If routing is given as input, we present two schedules one of which has active period proportional to the traffic load per network element, and the other proportional to the maximum load over all elements. The end-to-end delay of the latter is much improved compared to the delay for the former. This demonstrates the trade-off between energy and delay.
Who is Dr. Antonio Fernández Anta?
Antonio Fernández Anta is a Senior Researcher at Institute IMDEA Networks since the fall of 2010. Previously he was a Full Professor at the Universidad Rey Juan Carlos in Madrid, where he has been on the Faculty since 1998. He was before on the Faculty of the Universidad Politécnica de Madrid. He has been a postdoc at the Massachusetts Institute of Technology from 1995 to 1997.
Antonio has more that 15 years of research experience, with a steady productivity of more than 5 papers per year on average. He has published in top conferences and journals like INFOCOM, STOC, FOCS, PODC, DISC, Journal of the ACM, SIAM Journal on Computing, or IEEE Transactions on Computers. He is member of the Steering Committee of DISC and has served in the TPC of numerous conferences and workshops. At the URJC he founded the LADyR research group (www.ladyr.es) and the ACM Student Chapter (as Faculty Sponsor). He also founded the regional computing programming contest CUPCAM (www.cupcam.es). He is a senior member of the IEEE since 2002 and of the ACM since 2007.

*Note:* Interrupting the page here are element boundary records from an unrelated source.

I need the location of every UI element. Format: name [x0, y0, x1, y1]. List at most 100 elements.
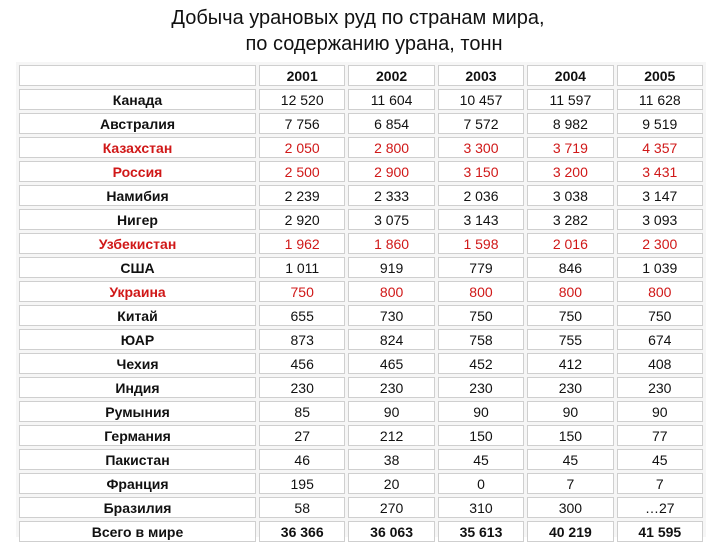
value-cell: 408 [616, 353, 703, 374]
total-value-cell: 36 063 [348, 521, 435, 542]
value-cell: 6 854 [348, 113, 435, 134]
value-cell: 800 [527, 281, 614, 302]
value-cell: 4 357 [616, 137, 703, 158]
country-cell: Пакистан [19, 449, 256, 470]
header-cell-2005: 2005 [616, 65, 703, 86]
header-cell-2004: 2004 [527, 65, 614, 86]
value-cell: 90 [616, 401, 703, 422]
country-cell: Россия [19, 161, 256, 182]
value-cell: 2 016 [527, 233, 614, 254]
value-cell: 12 520 [259, 89, 346, 110]
total-value-cell: 36 366 [259, 521, 346, 542]
value-cell: 2 050 [259, 137, 346, 158]
country-cell: Германия [19, 425, 256, 446]
title-line-2: по содержанию урана, тонн [245, 33, 503, 55]
country-cell: ЮАР [19, 329, 256, 350]
value-cell: 77 [616, 425, 703, 446]
value-cell: 730 [348, 305, 435, 326]
value-cell: 3 143 [437, 209, 525, 230]
header-cell-2002: 2002 [348, 65, 435, 86]
value-cell: 58 [259, 497, 346, 518]
value-cell: 230 [348, 377, 435, 398]
value-cell: 465 [348, 353, 435, 374]
value-cell: 1 860 [348, 233, 435, 254]
country-cell: Франция [19, 473, 256, 494]
header-row: 2001 2002 2003 2004 2005 [19, 65, 703, 86]
value-cell: 3 282 [527, 209, 614, 230]
value-cell: 1 962 [259, 233, 346, 254]
value-cell: 800 [437, 281, 525, 302]
value-cell: 750 [616, 305, 703, 326]
country-cell: Нигер [19, 209, 256, 230]
table-row: Румыния 85 90 90 90 90 [19, 401, 703, 422]
value-cell: 2 800 [348, 137, 435, 158]
value-cell: 45 [527, 449, 614, 470]
table-row: Узбекистан 1 962 1 860 1 598 2 016 2 300 [19, 233, 703, 254]
value-cell: 2 300 [616, 233, 703, 254]
value-cell: 3 038 [527, 185, 614, 206]
table-body: Канада 12 520 11 604 10 457 11 597 11 628 Авст… [19, 89, 703, 542]
value-cell: 230 [437, 377, 525, 398]
value-cell: 150 [437, 425, 525, 446]
value-cell: 824 [348, 329, 435, 350]
value-cell: 779 [437, 257, 525, 278]
value-cell: 0 [437, 473, 525, 494]
value-cell: 230 [616, 377, 703, 398]
country-cell: Китай [19, 305, 256, 326]
value-cell: 1 039 [616, 257, 703, 278]
value-cell: 45 [616, 449, 703, 470]
table-row: Бразилия 58 270 310 300 …27 [19, 497, 703, 518]
value-cell: 2 239 [259, 185, 346, 206]
value-cell: 755 [527, 329, 614, 350]
table-row: Индия 230 230 230 230 230 [19, 377, 703, 398]
value-cell: 3 147 [616, 185, 703, 206]
value-cell: 750 [259, 281, 346, 302]
table-row: Украина 750 800 800 800 800 [19, 281, 703, 302]
value-cell: 3 200 [527, 161, 614, 182]
table-row: Пакистан 46 38 45 45 45 [19, 449, 703, 470]
value-cell: 11 604 [348, 89, 435, 110]
table-row: Нигер 2 920 3 075 3 143 3 282 3 093 [19, 209, 703, 230]
total-row: Всего в мире 36 366 36 063 35 613 40 219 41 5… [19, 521, 703, 542]
value-cell: 10 457 [437, 89, 525, 110]
value-cell: 90 [527, 401, 614, 422]
value-cell: 2 500 [259, 161, 346, 182]
value-cell: 230 [527, 377, 614, 398]
table-row: Китай 655 730 750 750 750 [19, 305, 703, 326]
value-cell: 758 [437, 329, 525, 350]
country-cell: Канада [19, 89, 256, 110]
value-cell: …27 [616, 497, 703, 518]
value-cell: 919 [348, 257, 435, 278]
value-cell: 750 [437, 305, 525, 326]
value-cell: 212 [348, 425, 435, 446]
value-cell: 452 [437, 353, 525, 374]
table-row: Чехия 456 465 452 412 408 [19, 353, 703, 374]
value-cell: 230 [259, 377, 346, 398]
value-cell: 456 [259, 353, 346, 374]
total-value-cell: 41 595 [616, 521, 703, 542]
value-cell: 412 [527, 353, 614, 374]
value-cell: 38 [348, 449, 435, 470]
value-cell: 11 597 [527, 89, 614, 110]
title-line-1: Добыча урановых руд по странам мира, [171, 7, 545, 29]
country-cell: Узбекистан [19, 233, 256, 254]
value-cell: 800 [616, 281, 703, 302]
country-cell: Намибия [19, 185, 256, 206]
total-value-cell: 35 613 [437, 521, 525, 542]
value-cell: 90 [437, 401, 525, 422]
table-row: Германия 27 212 150 150 77 [19, 425, 703, 446]
table-row: Казахстан 2 050 2 800 3 300 3 719 4 357 [19, 137, 703, 158]
table-row: Россия 2 500 2 900 3 150 3 200 3 431 [19, 161, 703, 182]
value-cell: 27 [259, 425, 346, 446]
table-row: Намибия 2 239 2 333 2 036 3 038 3 147 [19, 185, 703, 206]
value-cell: 45 [437, 449, 525, 470]
total-label-cell: Всего в мире [19, 521, 256, 542]
value-cell: 270 [348, 497, 435, 518]
header-cell-2001: 2001 [259, 65, 346, 86]
value-cell: 3 719 [527, 137, 614, 158]
value-cell: 846 [527, 257, 614, 278]
country-cell: Чехия [19, 353, 256, 374]
value-cell: 11 628 [616, 89, 703, 110]
value-cell: 300 [527, 497, 614, 518]
table-row: США 1 011 919 779 846 1 039 [19, 257, 703, 278]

Antonio received his M.Sc. and Ph.D. degrees in Computer Science from the University of Louisiana in 1992 and 1994, respectively. His PhD thesis studied the Cartesian product of graphs as a mean to construct efficient interconnection networks for multiprocessors. He completed his undergraduates studies (Licenciado and Diplomado en Informática) at the Universidad Politécnica de Madrid, Spain, in 1988 and 1991 respectively, having received awards at the university and national level for his academic performance.